Six People Die in Manx2 Airplane Crash in Ireland

Six people were killed, including a relative of Ireland President Mary McAleese, when a small commuter aircraft crashed at Cork airport in southern Ireland today as it attempted to land, police said.

There were 10 passengers and two pilots on board the Manx2 airline flight, the company said in a statement on its website. The flight, from Belfast to Cork, crashed shortly before 10 a.m. on approach after two failed attempts, the company said.

The plane wasn’t in view of the air-traffic control tower because of poor visibility due to fog when it crashed, Irish Aviation Authority Chief Executive Officer Eamon Brennan said on RTE Television.

The plane, a Fairchild Metroliner, crashed at 9:50 a.m. police said in a statement. The daily flight, number BPS 7100, left Belfast at 8:12 a.m.

A casualty information bureau has been set up at the airport. One of the pilots in the crash may have been a Spanish national, according to a police spokesman at a press conference in Cork, broadcast by RTE today.

All six of the passengers killed in the crash were males, Irish police said in an e-mailed statement this evening. One of the dead was Brendan McAleese, a cousin of the Irish president’s husband, Martin.

“I am especially conscious of the pain being experienced tonight by all of the bereaved, as one of the deceased was Brendan McAleese, my husband, Martin’s, cousin,” the president said in a statement.

Three of the deceased lived in Northern Ireland, two elsewhere in the U.K. and one was from Spain, the police statement said.

Four of those injured in the crash were in “serious condition,” John Paul O’Shea, a spokesman for Cork University Hospital said by phone. The other two injured passengers were in a “comfortable” condition, he said.

Manx2, which was founded on the Isle of Man, said today that it hired the aircraft from Flightline BCN in Spain. Manx2 employs 60 staff and has a fleet of seven aircraft providing up to 30 flights a day to the Isle of Man, according to a company press release in October. Manx2 carries 100,000 passengers a year to the Isle of Man, in the Irish Sea, halfway between Britain and Ireland, the company said.

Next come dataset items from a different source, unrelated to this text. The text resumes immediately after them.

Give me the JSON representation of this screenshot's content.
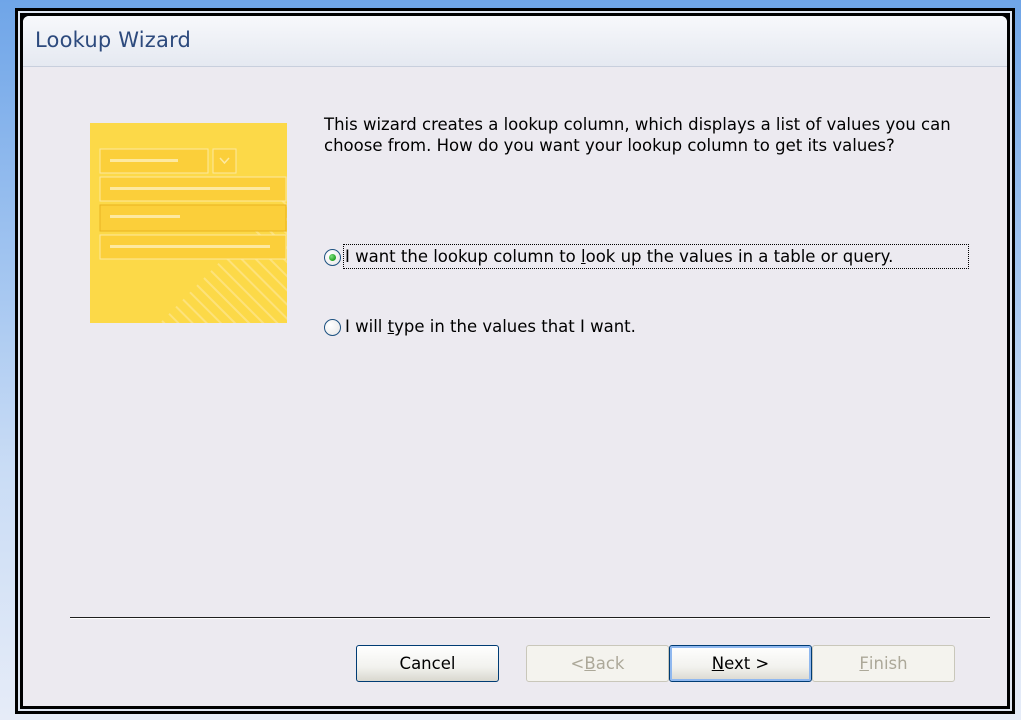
{
  "window": {
    "title": "Lookup Wizard"
  },
  "intro_text": "This wizard creates a lookup column, which displays a list of values you can choose from.  How do you want your lookup column to get its values?",
  "options": [
    {
      "label_before": "I want the lookup column to ",
      "accel": "l",
      "label_after": "ook up the values in a table or query.",
      "selected": true
    },
    {
      "label_before": "I will ",
      "accel": "t",
      "label_after": "ype in the values that I want.",
      "selected": false
    }
  ],
  "buttons": {
    "cancel": {
      "label": "Cancel",
      "enabled": true
    },
    "back": {
      "prefix": "< ",
      "accel": "B",
      "rest": "ack",
      "enabled": false
    },
    "next": {
      "accel": "N",
      "rest": "ext >",
      "enabled": true
    },
    "finish": {
      "accel": "F",
      "rest": "inish",
      "enabled": false
    }
  },
  "illustration": {
    "icon": "lookup-list-illustration",
    "colors": {
      "base": "#fcd948",
      "row": "#fbcf3a",
      "line": "#fde9a0",
      "border": "#e8b321"
    }
  }
}
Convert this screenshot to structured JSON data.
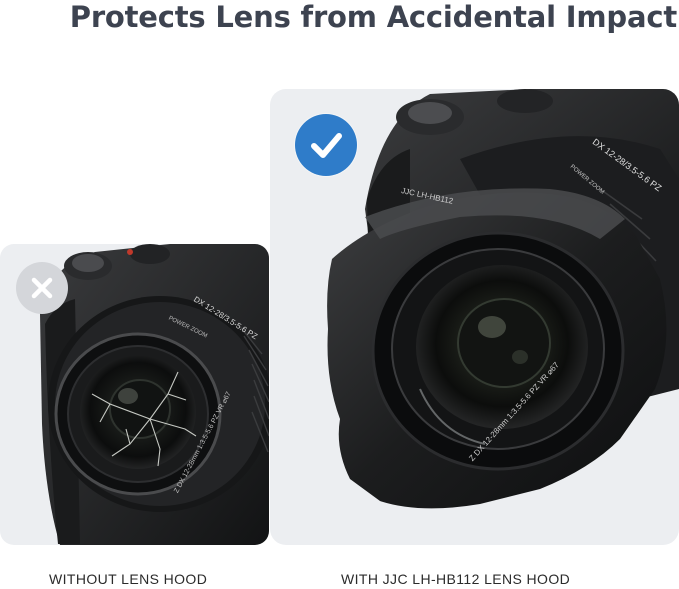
{
  "headline": "Protects Lens from Accidental Impact",
  "panels": [
    {
      "caption": "WITHOUT LENS HOOD",
      "status_icon": "x-icon",
      "badge_color": "#d4d6da",
      "lens_barrel_text": "DX 12-28/3.5-5.6 PZ",
      "lens_front_text": "Z DX 12-28mm 1:3.5-5.6 PZ VR  ⌀67",
      "zoom_label": "POWER ZOOM",
      "state": "cracked-lens"
    },
    {
      "caption": "WITH JJC LH-HB112 LENS HOOD",
      "status_icon": "check-icon",
      "badge_color": "#2f7cc9",
      "hood_text": "JJC LH-HB112",
      "lens_barrel_text": "DX 12-28/3.5-5.6 PZ",
      "lens_front_text": "Z DX 12-28mm 1:3.5-5.6 PZ VR  ⌀67",
      "zoom_label": "POWER ZOOM",
      "state": "protected-lens"
    }
  ]
}
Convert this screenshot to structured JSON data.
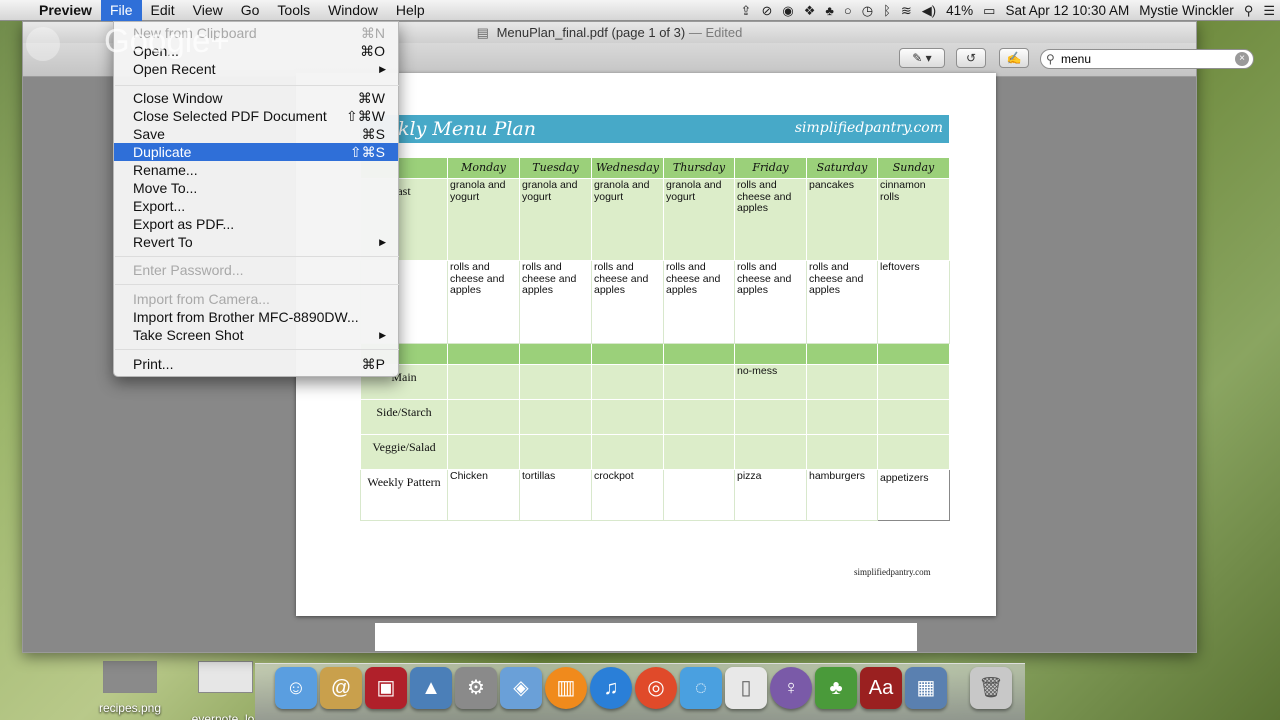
{
  "menubar": {
    "app_name": "Preview",
    "menus": [
      "File",
      "Edit",
      "View",
      "Go",
      "Tools",
      "Window",
      "Help"
    ],
    "status": {
      "battery": "41%",
      "datetime": "Sat Apr 12  10:30 AM",
      "user": "Mystie Winckler"
    }
  },
  "window": {
    "title": "MenuPlan_final.pdf (page 1 of 3)",
    "edited": "— Edited",
    "search_value": "menu"
  },
  "file_menu": {
    "items": [
      {
        "label": "New from Clipboard",
        "shortcut": "⌘N",
        "disabled": true
      },
      {
        "label": "Open...",
        "shortcut": "⌘O"
      },
      {
        "label": "Open Recent",
        "submenu": true
      },
      {
        "label": "Close Window",
        "shortcut": "⌘W"
      },
      {
        "label": "Close Selected PDF Document",
        "shortcut": "⇧⌘W"
      },
      {
        "label": "Save",
        "shortcut": "⌘S"
      },
      {
        "label": "Duplicate",
        "shortcut": "⇧⌘S",
        "highlighted": true
      },
      {
        "label": "Rename..."
      },
      {
        "label": "Move To..."
      },
      {
        "label": "Export..."
      },
      {
        "label": "Export as PDF..."
      },
      {
        "label": "Revert To",
        "submenu": true
      },
      {
        "label": "Enter Password...",
        "disabled": true
      },
      {
        "label": "Import from Camera...",
        "disabled": true
      },
      {
        "label": "Import from Brother MFC-8890DW..."
      },
      {
        "label": "Take Screen Shot",
        "submenu": true
      },
      {
        "label": "Print...",
        "shortcut": "⌘P"
      }
    ]
  },
  "document": {
    "banner_title": "kly Menu Plan",
    "banner_site": "simplifiedpantry.com",
    "days": [
      "Monday",
      "Tuesday",
      "Wednesday",
      "Thursday",
      "Friday",
      "Saturday",
      "Sunday"
    ],
    "rows": [
      {
        "label": "ast",
        "cells": [
          "granola and yogurt",
          "granola and yogurt",
          "granola and yogurt",
          "granola and yogurt",
          "rolls and cheese and apples",
          "pancakes",
          "cinnamon rolls"
        ]
      },
      {
        "label": "",
        "cells": [
          "rolls and cheese and apples",
          "rolls and cheese and apples",
          "rolls and cheese and apples",
          "rolls and cheese and apples",
          "rolls and cheese and apples",
          "rolls and cheese and apples",
          "leftovers"
        ]
      },
      {
        "label": "Main",
        "cells": [
          "",
          "",
          "",
          "",
          "no-mess",
          "",
          ""
        ]
      },
      {
        "label": "Side/Starch",
        "cells": [
          "",
          "",
          "",
          "",
          "",
          "",
          ""
        ]
      },
      {
        "label": "Veggie/Salad",
        "cells": [
          "",
          "",
          "",
          "",
          "",
          "",
          ""
        ]
      },
      {
        "label": "Weekly Pattern",
        "cells": [
          "Chicken",
          "tortillas",
          "crockpot",
          "",
          "pizza",
          "hamburgers",
          "appetizers"
        ]
      }
    ],
    "footer": "simplifiedpantry.com"
  },
  "overlay": {
    "brand": "Google+"
  },
  "desktop": {
    "icons": [
      "recipes.png",
      "evernote_lo"
    ]
  },
  "colors": {
    "banner": "#47a9c8",
    "header_green": "#9bd07a",
    "row_green": "#dcedc9",
    "highlight": "#2f6fd8"
  }
}
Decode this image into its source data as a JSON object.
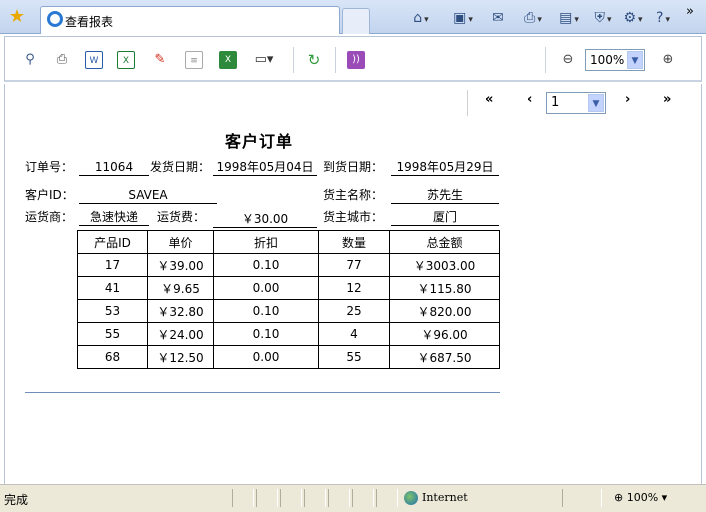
{
  "browser": {
    "tab_title": "查看报表",
    "commands": [
      "home-icon",
      "feeds-icon",
      "read-mail-icon",
      "print-icon",
      "page-icon",
      "safety-icon",
      "tools-icon",
      "help-icon"
    ],
    "chevron": "»"
  },
  "report_toolbar": {
    "zoom_value": "100%",
    "tools": [
      "search-icon",
      "print-icon",
      "export-word-icon",
      "export-excel-icon",
      "export-pdf-icon",
      "export-text-icon",
      "export-csv-icon",
      "display-menu-icon",
      "refresh-icon",
      "rss-icon"
    ]
  },
  "pager": {
    "first": "«",
    "prev": "‹",
    "page_value": "1",
    "next": "›",
    "last": "»"
  },
  "report": {
    "title": "客户订单",
    "order_no_label": "订单号：",
    "order_no": "11064",
    "ship_date_label": "发货日期：",
    "ship_date": "1998年05月04日",
    "arrive_date_label": "到货日期：",
    "arrive_date": "1998年05月29日",
    "customer_id_label": "客户ID：",
    "customer_id": "SAVEA",
    "shipper_label": "运货商：",
    "shipper": "急速快递",
    "freight_label": "运货费：",
    "freight": "￥30.00",
    "consignee_label": "货主名称：",
    "consignee": "苏先生",
    "consignee_city_label": "货主城市：",
    "consignee_city": "厦门",
    "columns": [
      "产品ID",
      "单价",
      "折扣",
      "数量",
      "总金额"
    ],
    "rows": [
      [
        "17",
        "￥39.00",
        "0.10",
        "77",
        "￥3003.00"
      ],
      [
        "41",
        "￥9.65",
        "0.00",
        "12",
        "￥115.80"
      ],
      [
        "53",
        "￥32.80",
        "0.10",
        "25",
        "￥820.00"
      ],
      [
        "55",
        "￥24.00",
        "0.10",
        "4",
        "￥96.00"
      ],
      [
        "68",
        "￥12.50",
        "0.00",
        "55",
        "￥687.50"
      ]
    ]
  },
  "statusbar": {
    "text": "完成",
    "zone": "Internet",
    "zoom": "100%"
  }
}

McAleese and Prime Minister Brian Cowen expressed their “shock and sadness” at news of the crash in separate statements. Transport Minister Pat Carey told RTE he expected to have a report into the causes of the crash in a few weeks.

Manx2 operates flights from Isle of Man to Belfast, Blackpool, Gloucester, Leeds and Newcastle, as well as from Belfast to Cork and Galway in Ireland. The company said Sept. 13 it was starting a twice-daily flight from Belfast to Cork, and was making George Best Belfast City Airport its first permanent base outside of the Isle of Man.